My name is Jack Quarmby, I’m 37 and I live in Oldham.
How did I get into this work?
While I was at sixth form college, where I studied Health and Social care, I worked at the weekends in a care home, and got some great experience doing some voluntary work in social care. I actually ended up being a pharmacy dispenser for 12 years working in local community pharmacies, but along the way I was introduced to a young man called Garry who needed a PA. We hit it off and I took on an extra job as his PA working 3 evenings a week – taking him to the gym, to play snooker, and to the cinema. It was a dream job, getting paid to do things I enjoyed anyway. When my baby son came along I had to give up that role, but was eventually persuaded back by Garry to support him one evening a week.
I also injured my back when my son was little – and that meant an end to my career in pharmacy – all the long hours standing, lifting and reaching weren’t possible anymore. My mum spotted a job with an organisation called Pure Innovations that led to me working alongside people with a learning disability and people with mental illness doing all sorts education, life skills, cooking, art projects, music, painting and decorating – the list went on and I truly earned my name Jack of all trades! Through that I met a number of people who needed PAs, and slowly came into the PA role again, until I was a full time PA, supporting a number of different people in the week.
I met other PAs and we set up a bit of a network – and social workers got to know us and asked us to help some of the people they support to find PAs. This has led to a steady stream of people to support, and I’ve been able to work full time in a job I love. The individual employers are my boss and they make cracking bosses!
What does the role mean to me?
I think our role is to provide the anchor - the safety and confidence - for the individual employers to interact with the world in the way they wish without fear. The role involves everything from fun events bowling, cinemas, education and social events. We talk, we eat together, we walk together. When times are good we get to enjoy life with our employers.
We are there for help and assistance for what our employers can’t do or don’t understand such as benefits, meetings, doctors, housing, travel, family, health and welfare. We assist our clients to access these things whilst ensuring they get the most out of them and fair treatment when they do.

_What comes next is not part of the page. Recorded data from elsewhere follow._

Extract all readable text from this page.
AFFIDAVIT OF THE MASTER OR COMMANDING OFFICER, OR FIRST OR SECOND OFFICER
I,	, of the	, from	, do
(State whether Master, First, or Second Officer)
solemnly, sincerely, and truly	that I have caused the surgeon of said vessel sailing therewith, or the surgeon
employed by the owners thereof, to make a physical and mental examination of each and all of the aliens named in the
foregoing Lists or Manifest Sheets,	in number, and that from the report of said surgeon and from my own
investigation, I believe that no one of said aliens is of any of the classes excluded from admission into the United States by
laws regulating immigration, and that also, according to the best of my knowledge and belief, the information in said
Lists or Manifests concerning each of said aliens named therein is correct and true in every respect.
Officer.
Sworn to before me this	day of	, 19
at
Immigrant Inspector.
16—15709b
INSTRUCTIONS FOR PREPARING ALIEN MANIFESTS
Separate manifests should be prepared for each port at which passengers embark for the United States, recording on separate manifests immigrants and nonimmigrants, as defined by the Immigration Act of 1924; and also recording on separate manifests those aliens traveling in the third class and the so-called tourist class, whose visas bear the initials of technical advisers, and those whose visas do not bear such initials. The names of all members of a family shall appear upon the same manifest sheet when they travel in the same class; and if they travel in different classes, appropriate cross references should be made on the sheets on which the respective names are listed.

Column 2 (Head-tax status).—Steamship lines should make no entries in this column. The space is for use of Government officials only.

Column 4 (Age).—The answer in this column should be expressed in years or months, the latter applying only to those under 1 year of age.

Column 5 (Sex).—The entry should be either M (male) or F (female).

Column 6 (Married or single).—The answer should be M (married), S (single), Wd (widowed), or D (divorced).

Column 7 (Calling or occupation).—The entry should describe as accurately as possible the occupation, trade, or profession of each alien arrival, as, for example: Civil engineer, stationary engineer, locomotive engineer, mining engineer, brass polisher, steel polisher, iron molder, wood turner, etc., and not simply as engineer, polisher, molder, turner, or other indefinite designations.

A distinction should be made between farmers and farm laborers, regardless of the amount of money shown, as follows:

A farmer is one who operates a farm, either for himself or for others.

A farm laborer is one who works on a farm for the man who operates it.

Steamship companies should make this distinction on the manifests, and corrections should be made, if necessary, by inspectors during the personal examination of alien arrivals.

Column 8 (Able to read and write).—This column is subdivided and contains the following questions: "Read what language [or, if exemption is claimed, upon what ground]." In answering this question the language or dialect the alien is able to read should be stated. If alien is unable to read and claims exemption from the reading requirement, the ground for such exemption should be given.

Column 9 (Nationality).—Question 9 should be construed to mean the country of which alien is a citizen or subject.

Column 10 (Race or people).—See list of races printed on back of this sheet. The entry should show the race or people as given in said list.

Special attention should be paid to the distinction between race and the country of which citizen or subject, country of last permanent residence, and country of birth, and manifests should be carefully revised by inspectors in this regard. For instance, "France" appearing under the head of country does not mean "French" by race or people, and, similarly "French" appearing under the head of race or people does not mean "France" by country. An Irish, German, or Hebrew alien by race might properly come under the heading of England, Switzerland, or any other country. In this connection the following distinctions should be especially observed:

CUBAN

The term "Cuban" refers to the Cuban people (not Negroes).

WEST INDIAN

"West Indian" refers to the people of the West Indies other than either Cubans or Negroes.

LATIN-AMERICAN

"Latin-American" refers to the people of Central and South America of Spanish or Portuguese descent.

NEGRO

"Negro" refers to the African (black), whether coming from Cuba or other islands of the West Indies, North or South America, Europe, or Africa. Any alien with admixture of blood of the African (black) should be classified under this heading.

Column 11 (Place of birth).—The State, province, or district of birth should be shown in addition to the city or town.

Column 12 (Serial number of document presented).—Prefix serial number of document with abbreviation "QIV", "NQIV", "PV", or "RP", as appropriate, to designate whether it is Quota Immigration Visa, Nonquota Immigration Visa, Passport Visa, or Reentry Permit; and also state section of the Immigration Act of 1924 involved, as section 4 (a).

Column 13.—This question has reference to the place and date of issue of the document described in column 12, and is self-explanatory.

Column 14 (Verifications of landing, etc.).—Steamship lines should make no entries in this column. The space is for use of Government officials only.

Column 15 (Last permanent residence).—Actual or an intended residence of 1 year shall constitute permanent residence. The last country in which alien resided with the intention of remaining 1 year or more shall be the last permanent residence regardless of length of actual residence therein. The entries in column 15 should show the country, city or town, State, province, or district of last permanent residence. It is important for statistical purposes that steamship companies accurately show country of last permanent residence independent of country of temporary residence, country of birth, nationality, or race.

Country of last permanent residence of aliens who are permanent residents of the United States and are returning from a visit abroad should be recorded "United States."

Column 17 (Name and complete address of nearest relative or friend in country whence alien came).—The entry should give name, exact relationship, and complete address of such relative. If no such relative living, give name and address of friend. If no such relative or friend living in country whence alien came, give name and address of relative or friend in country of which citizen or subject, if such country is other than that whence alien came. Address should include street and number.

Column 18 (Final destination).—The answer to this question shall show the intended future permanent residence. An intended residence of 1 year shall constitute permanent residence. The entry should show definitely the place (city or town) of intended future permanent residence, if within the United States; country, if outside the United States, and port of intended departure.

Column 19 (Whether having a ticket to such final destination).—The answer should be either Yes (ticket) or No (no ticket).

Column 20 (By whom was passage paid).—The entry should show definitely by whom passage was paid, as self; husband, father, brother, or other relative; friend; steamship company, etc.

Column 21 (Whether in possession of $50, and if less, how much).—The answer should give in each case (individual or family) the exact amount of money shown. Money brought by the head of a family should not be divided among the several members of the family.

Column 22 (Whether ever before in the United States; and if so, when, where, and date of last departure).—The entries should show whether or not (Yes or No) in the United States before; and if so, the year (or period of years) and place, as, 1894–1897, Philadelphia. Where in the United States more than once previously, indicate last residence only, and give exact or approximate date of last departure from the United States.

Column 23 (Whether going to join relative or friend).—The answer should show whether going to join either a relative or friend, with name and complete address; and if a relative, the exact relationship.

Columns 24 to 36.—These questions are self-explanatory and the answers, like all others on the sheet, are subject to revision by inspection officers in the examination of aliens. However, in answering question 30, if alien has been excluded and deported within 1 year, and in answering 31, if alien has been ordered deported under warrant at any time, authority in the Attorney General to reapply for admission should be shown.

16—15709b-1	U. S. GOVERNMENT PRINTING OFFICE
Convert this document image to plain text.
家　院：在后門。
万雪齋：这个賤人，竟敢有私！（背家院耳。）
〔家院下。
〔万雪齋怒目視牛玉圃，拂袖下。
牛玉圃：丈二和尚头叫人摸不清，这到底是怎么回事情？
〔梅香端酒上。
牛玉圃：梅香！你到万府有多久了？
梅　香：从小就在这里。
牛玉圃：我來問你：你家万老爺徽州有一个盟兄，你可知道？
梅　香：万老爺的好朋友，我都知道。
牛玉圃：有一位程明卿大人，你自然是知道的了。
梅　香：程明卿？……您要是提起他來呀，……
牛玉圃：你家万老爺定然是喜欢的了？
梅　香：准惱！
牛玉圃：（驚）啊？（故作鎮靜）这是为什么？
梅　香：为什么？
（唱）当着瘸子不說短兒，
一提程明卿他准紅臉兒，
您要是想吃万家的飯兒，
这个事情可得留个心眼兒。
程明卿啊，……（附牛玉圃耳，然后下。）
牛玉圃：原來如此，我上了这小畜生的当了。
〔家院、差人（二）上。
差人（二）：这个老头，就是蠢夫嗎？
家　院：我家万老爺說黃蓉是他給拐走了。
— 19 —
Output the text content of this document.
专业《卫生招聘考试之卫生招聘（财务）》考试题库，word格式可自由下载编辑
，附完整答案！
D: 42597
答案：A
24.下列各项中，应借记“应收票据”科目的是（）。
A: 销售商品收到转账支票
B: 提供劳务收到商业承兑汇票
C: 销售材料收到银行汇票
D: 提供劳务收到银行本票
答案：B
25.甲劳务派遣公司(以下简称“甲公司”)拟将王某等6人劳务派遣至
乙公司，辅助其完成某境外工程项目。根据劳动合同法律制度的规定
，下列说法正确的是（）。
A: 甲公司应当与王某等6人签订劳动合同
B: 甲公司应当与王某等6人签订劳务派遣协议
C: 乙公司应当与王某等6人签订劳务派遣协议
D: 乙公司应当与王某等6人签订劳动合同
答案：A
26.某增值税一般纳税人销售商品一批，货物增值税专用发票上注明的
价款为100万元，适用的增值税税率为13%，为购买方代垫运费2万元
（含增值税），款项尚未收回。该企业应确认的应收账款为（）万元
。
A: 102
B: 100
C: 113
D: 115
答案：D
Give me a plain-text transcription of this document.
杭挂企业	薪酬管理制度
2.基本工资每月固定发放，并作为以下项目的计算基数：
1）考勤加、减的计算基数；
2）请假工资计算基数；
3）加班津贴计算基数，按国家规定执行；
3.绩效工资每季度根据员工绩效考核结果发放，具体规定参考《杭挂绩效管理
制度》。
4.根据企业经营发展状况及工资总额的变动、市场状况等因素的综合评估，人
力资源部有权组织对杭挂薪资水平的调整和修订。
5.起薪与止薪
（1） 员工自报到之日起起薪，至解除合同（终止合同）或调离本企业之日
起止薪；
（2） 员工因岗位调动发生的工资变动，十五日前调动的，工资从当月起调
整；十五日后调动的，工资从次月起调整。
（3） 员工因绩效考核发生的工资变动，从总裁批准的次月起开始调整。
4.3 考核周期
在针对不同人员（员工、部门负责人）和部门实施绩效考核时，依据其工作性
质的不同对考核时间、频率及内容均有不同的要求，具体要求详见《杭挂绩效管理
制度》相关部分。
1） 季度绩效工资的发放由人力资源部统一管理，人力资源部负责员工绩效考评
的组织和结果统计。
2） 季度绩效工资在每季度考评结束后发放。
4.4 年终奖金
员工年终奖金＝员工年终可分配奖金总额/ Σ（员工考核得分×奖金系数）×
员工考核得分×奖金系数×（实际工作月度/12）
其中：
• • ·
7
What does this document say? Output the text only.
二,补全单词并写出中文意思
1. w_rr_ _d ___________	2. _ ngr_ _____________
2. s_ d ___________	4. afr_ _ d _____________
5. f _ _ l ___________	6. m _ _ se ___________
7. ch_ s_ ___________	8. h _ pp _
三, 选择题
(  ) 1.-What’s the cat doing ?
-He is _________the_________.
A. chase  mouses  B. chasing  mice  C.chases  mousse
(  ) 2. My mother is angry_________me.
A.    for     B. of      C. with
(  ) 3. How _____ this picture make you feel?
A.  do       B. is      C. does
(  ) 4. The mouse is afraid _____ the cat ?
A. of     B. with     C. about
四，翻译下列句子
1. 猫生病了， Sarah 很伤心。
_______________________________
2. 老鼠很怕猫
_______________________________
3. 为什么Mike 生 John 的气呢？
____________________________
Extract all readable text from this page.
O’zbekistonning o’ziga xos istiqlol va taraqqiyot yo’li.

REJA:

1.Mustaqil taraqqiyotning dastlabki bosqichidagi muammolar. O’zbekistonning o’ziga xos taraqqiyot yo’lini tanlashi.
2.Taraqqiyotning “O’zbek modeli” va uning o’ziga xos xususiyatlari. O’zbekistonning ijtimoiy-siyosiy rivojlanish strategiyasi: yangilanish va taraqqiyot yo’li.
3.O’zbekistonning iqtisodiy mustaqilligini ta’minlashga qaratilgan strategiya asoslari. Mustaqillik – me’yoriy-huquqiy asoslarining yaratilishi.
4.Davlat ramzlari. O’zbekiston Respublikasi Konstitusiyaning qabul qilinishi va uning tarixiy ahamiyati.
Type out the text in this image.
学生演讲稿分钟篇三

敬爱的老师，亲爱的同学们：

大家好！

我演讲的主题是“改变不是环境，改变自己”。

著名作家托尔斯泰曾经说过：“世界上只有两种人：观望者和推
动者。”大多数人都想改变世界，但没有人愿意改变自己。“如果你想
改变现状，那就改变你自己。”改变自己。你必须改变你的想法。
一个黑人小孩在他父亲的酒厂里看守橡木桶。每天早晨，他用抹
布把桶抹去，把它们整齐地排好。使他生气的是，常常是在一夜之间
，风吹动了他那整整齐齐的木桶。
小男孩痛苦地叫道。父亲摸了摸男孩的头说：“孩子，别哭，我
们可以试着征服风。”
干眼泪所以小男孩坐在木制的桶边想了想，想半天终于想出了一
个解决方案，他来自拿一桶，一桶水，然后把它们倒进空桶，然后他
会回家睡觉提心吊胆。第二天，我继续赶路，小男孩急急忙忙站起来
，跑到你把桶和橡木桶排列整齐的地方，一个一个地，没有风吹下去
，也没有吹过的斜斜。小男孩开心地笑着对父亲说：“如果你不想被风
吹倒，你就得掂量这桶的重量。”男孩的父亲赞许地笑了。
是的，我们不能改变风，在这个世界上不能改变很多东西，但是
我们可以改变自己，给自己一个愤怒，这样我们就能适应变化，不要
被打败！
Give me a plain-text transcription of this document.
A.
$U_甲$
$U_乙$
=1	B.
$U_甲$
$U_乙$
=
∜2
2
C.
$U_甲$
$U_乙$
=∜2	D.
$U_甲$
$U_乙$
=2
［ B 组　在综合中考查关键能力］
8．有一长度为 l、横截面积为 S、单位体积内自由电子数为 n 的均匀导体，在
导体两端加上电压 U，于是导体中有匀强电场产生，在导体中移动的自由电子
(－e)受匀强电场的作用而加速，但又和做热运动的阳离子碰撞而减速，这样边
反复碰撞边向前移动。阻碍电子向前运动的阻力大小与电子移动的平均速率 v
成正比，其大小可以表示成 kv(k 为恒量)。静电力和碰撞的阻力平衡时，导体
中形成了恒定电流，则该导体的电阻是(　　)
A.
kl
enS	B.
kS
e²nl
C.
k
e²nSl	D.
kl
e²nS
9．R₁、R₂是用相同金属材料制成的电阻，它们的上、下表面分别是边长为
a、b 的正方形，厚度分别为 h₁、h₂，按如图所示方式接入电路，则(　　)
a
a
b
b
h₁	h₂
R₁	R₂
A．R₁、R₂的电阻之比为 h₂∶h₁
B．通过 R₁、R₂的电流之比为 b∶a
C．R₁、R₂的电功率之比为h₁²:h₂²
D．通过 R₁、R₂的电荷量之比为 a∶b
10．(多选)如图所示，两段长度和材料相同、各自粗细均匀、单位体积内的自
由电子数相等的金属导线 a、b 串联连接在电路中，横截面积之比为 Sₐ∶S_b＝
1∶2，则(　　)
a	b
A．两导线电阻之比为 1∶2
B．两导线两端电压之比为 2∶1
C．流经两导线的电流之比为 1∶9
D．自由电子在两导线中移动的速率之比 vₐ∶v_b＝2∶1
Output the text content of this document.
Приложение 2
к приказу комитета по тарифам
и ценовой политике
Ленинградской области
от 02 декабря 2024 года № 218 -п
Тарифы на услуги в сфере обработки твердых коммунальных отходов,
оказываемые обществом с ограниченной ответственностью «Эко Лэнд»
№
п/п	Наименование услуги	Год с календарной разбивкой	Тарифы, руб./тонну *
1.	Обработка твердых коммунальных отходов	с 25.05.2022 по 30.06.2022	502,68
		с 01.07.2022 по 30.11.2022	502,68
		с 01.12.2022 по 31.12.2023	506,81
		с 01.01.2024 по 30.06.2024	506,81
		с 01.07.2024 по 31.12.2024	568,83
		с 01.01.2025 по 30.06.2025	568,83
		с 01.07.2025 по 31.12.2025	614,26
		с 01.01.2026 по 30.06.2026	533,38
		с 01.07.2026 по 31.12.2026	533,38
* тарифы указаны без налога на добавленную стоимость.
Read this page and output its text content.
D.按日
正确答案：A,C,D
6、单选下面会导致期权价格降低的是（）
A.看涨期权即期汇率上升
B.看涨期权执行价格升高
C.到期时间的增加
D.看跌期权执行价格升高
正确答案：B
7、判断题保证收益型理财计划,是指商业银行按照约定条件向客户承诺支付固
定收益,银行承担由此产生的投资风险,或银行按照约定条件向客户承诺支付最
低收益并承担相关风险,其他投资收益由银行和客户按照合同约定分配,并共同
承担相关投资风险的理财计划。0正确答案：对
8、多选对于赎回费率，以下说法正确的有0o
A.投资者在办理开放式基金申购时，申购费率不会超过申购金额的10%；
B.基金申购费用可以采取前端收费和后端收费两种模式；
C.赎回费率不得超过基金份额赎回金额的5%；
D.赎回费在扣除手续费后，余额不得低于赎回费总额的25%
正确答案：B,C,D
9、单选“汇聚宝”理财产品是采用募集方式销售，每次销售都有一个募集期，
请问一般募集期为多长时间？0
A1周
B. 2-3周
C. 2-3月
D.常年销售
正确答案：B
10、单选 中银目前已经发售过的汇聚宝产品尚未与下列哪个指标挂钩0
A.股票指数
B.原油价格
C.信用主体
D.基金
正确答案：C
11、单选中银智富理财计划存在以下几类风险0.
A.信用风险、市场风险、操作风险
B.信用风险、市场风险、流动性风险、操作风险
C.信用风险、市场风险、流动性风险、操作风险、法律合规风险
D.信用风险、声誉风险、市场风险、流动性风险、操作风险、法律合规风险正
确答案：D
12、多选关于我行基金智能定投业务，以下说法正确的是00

We are also there for the bad times and the worst - family members passing, the breakdown in relationships, injuries and sickness and to help people come through those. I know I’ve made a big difference to people’s lives and helped them through the hardest battles.
What do I enjoy most?
I enjoy being the person that helps them find their confidence. Helping someone find their confidence is really the key to this job. I’m always surprised to see what my employers can do when they have got their confidence and believe in themselves.
My latest thumbs up was about an employer I’ve worked with for just over a year. He’s always wanted to build PCs – he’s a big gamer - and to be able to service his PC. I’ve showed him and helped him – and was really pleased to get a text from him a few weeks ago telling me he had upgraded his friends machine with the new parts he’d got and it worked first time. We’ll never know how much of this was down to me, and how much down to him. It feels weird to take credit for it when he did the work but…
There’s lots of little stories like these that I never really get to tell to people they are small things that have made a massive difference to how my employers live their life.
I really enjoy my job - I love the flexibility of the hours. I can be home in time for my kids and I get to be a dad at weekends and I get paid for a job I love doing.
What would I say to other people who may be considering this line of work?
Just being there makes a big difference to someone else’s life. Just by being yourself and helping someone else you can help someone to make changes within their life to move on and enjoy it and live it without feeling they are being left behind. We’re helping people be a part of life - even if just one doing ‘normal’ things that the rest of us take for granted.
I would advise people to connect to others doing the same job – it can sometimes feel like you’re on your own if you don’t get to do this – I’m really glad to be part of a wider network.